December 30, 2008
• Israeli sites defaced; U.S. sites also targeted
• Tips to secure your site
BIRMINGHAM, Ala. -- This past weekend more than 300 Israeli Web sites were defaced in a period of 48 hours, said Gary Warner, Director of Research in Computer Forensics at the University of Alabama at Birmingham (UAB).
In a Web site "defacement" a hacker violates the security of a Web server and replaces the original content with his own message.
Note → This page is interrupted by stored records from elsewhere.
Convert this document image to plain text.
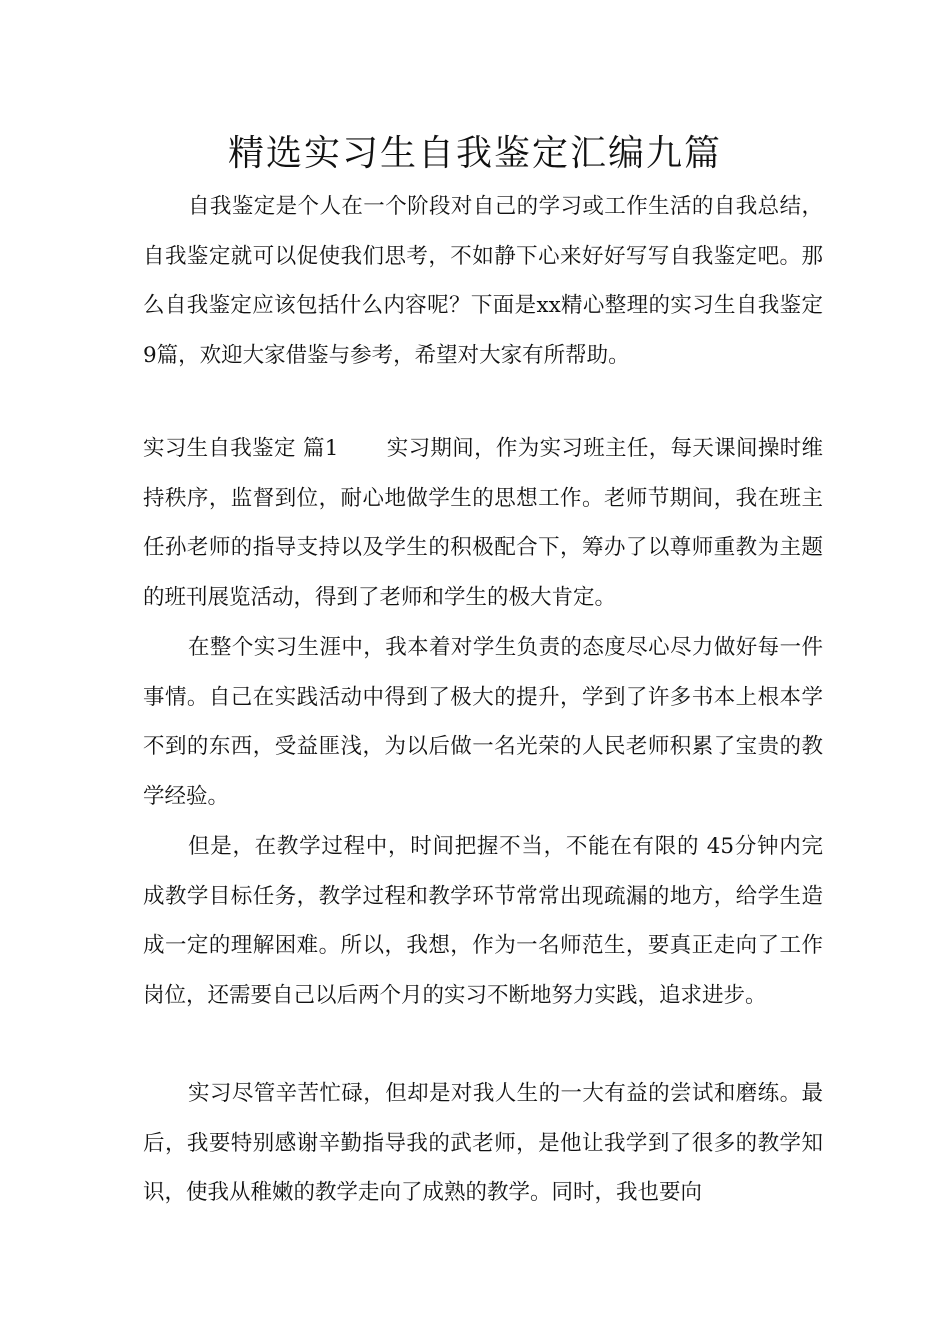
精选实习生自我鉴定汇编九篇

自我鉴定是个人在一个阶段对自己的学习或工作生活的自我总结，自我鉴定就可以促使我们思考，不如静下心来好好写写自我鉴定吧。那么自我鉴定应该包括什么内容呢？下面是xx精心整理的实习生自我鉴定9篇，欢迎大家借鉴与参考，希望对大家有所帮助。

实习生自我鉴定 篇1 实习期间，作为实习班主任，每天课间操时维持秩序，监督到位，耐心地做学生的思想工作。老师节期间，我在班主任孙老师的指导支持以及学生的积极配合下，筹办了以尊师重教为主题的班刊展览活动，得到了老师和学生的极大肯定。

在整个实习生涯中，我本着对学生负责的态度尽心尽力做好每一件事情。自己在实践活动中得到了极大的提升，学到了许多书本上根本学不到的东西，受益匪浅，为以后做一名光荣的人民老师积累了宝贵的教学经验。

但是，在教学过程中，时间把握不当，不能在有限的 45分钟内完成教学目标任务，教学过程和教学环节常常出现疏漏的地方，给学生造成一定的理解困难。所以，我想，作为一名师范生，要真正走向了工作岗位，还需要自己以后两个月的实习不断地努力实践，追求进步。

实习尽管辛苦忙碌，但却是对我人生的一大有益的尝试和磨练。最后，我要特别感谢辛勤指导我的武老师，是他让我学到了很多的教学知识，使我从稚嫩的教学走向了成熟的教学。同时，我也要向
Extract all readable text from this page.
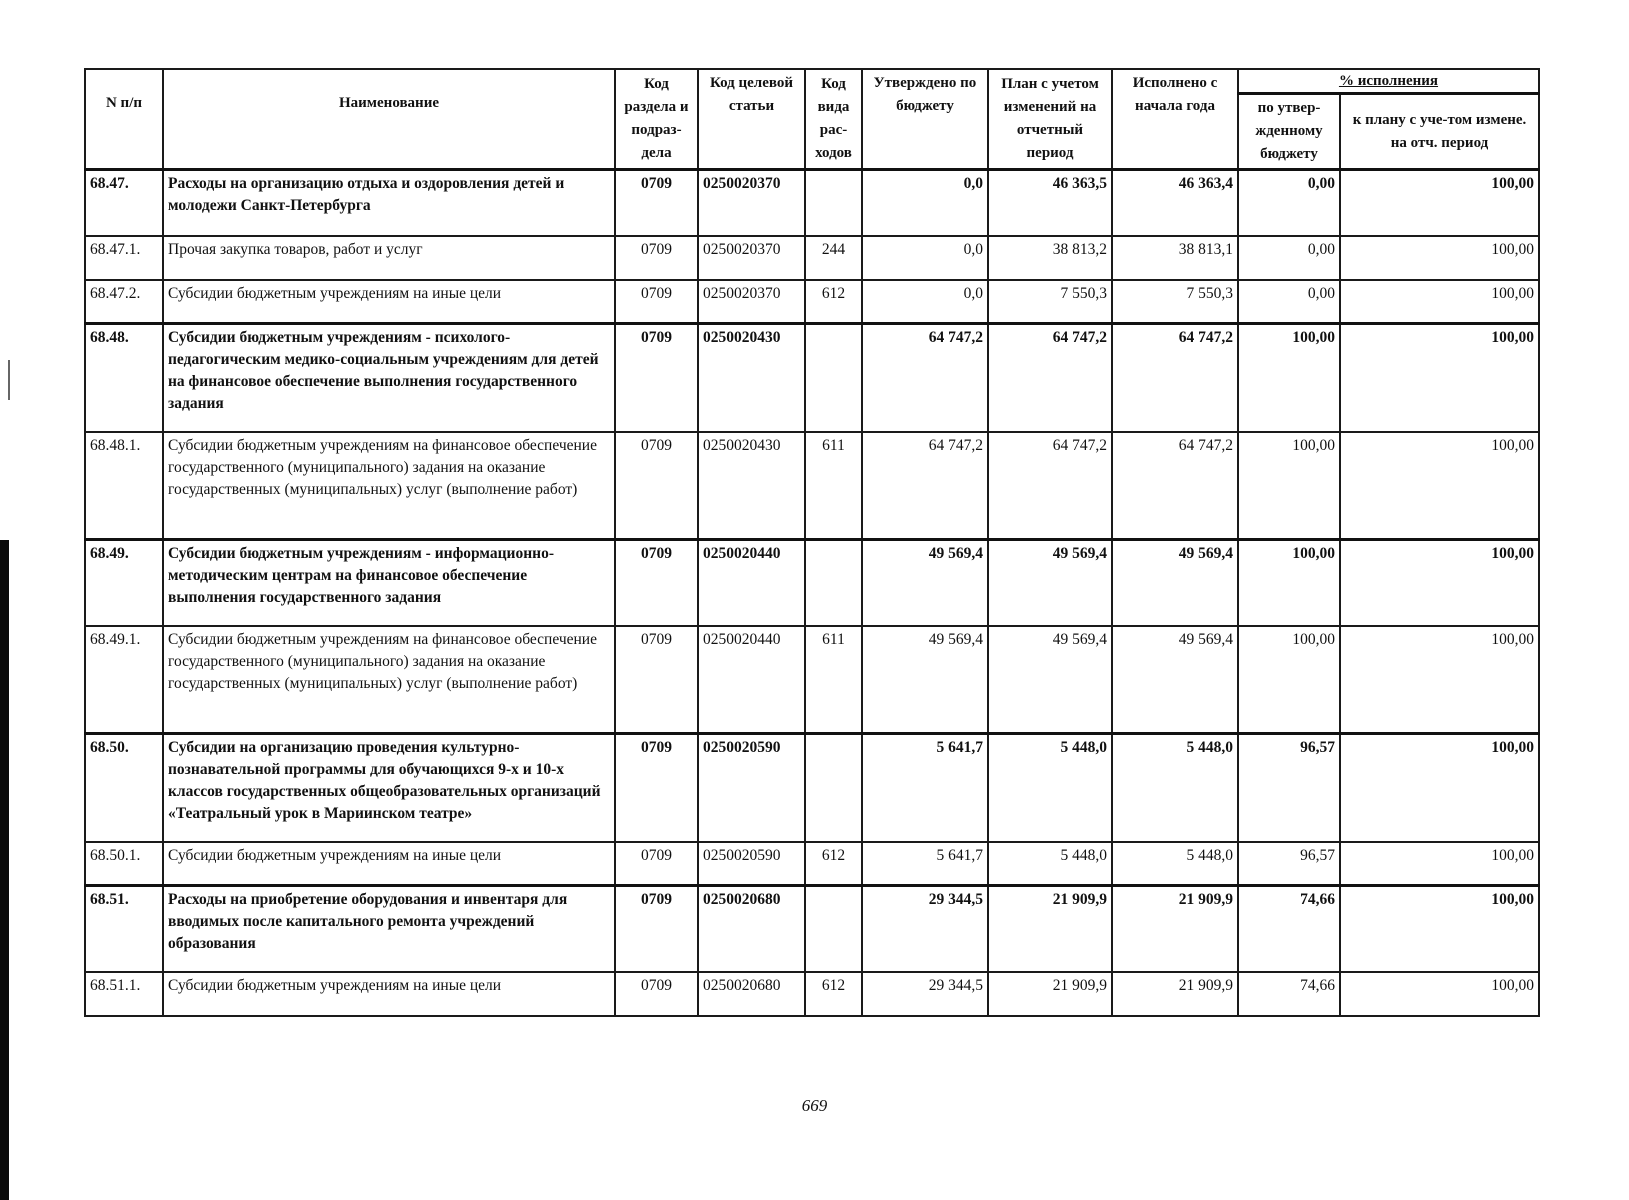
N п/п	Наименование	Код раздела и подраз-дела	Код целевой статьи	Код вида рас-ходов	Утверждено по бюджету	План с учетом изменений на отчетный период	Исполнено с начала года	% исполнения	
								по утвер-жденному бюджету	к плану с уче-том измене. на отч. период
68.47.	Расходы на организацию отдыха и оздоровления детей и молодежи Санкт-Петербурга	0709	0250020370		0,0	46 363,5	46 363,4	0,00	100,00
68.47.1.	Прочая закупка товаров, работ и услуг	0709	0250020370	244	0,0	38 813,2	38 813,1	0,00	100,00
68.47.2.	Субсидии бюджетным учреждениям на иные цели	0709	0250020370	612	0,0	7 550,3	7 550,3	0,00	100,00
68.48.	Субсидии бюджетным учреждениям - психолого-педагогическим медико-социальным учреждениям для детей на финансовое обеспечение выполнения государственного задания	0709	0250020430		64 747,2	64 747,2	64 747,2	100,00	100,00
68.48.1.	Субсидии бюджетным учреждениям на финансовое обеспечение государственного (муниципального) задания на оказание государственных (муниципальных) услуг (выполнение работ)	0709	0250020430	611	64 747,2	64 747,2	64 747,2	100,00	100,00
68.49.	Субсидии бюджетным учреждениям - информационно-методическим центрам на финансовое обеспечение выполнения государственного задания	0709	0250020440		49 569,4	49 569,4	49 569,4	100,00	100,00
68.49.1.	Субсидии бюджетным учреждениям на финансовое обеспечение государственного (муниципального) задания на оказание государственных (муниципальных) услуг (выполнение работ)	0709	0250020440	611	49 569,4	49 569,4	49 569,4	100,00	100,00
68.50.	Субсидии на организацию проведения культурно-познавательной программы для обучающихся 9-х и 10-х классов государственных общеобразовательных организаций «Театральный урок в Мариинском театре»	0709	0250020590		5 641,7	5 448,0	5 448,0	96,57	100,00
68.50.1.	Субсидии бюджетным учреждениям на иные цели	0709	0250020590	612	5 641,7	5 448,0	5 448,0	96,57	100,00
68.51.	Расходы на приобретение оборудования и инвентаря для вводимых после капитального ремонта учреждений образования	0709	0250020680		29 344,5	21 909,9	21 909,9	74,66	100,00
68.51.1.	Субсидии бюджетным учреждениям на иные цели	0709	0250020680	612	29 344,5	21 909,9	21 909,9	74,66	100,00
669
Unlike phishing sites that attempt to defraud, the current round of defacements is strictly propaganda.
"As soon as Israel started bombing Gaza we began to look for signs of a cyber response," Warner said. "And we found it in the form of more than 300 Israeli Web sites that have been defaced with anti-Israeli and anti-U.S. messages.
"In the current situation, the hackers supporting Gaza clearly believe Israel and the U.S. are culpable," Warner said. "That means American Web masters may wish to be especially vigilant right now."
"We've seen this type of propaganda war before," Warner said. "The original cyber propaganda war was launched by Chinese hackers in May 2001 after the collision of a Chinese fighter jet with a U.S. Navy plane. Tens of thousands of U.S. Web sites were defaced by Chinese hackers blaming the U.S. for the incident."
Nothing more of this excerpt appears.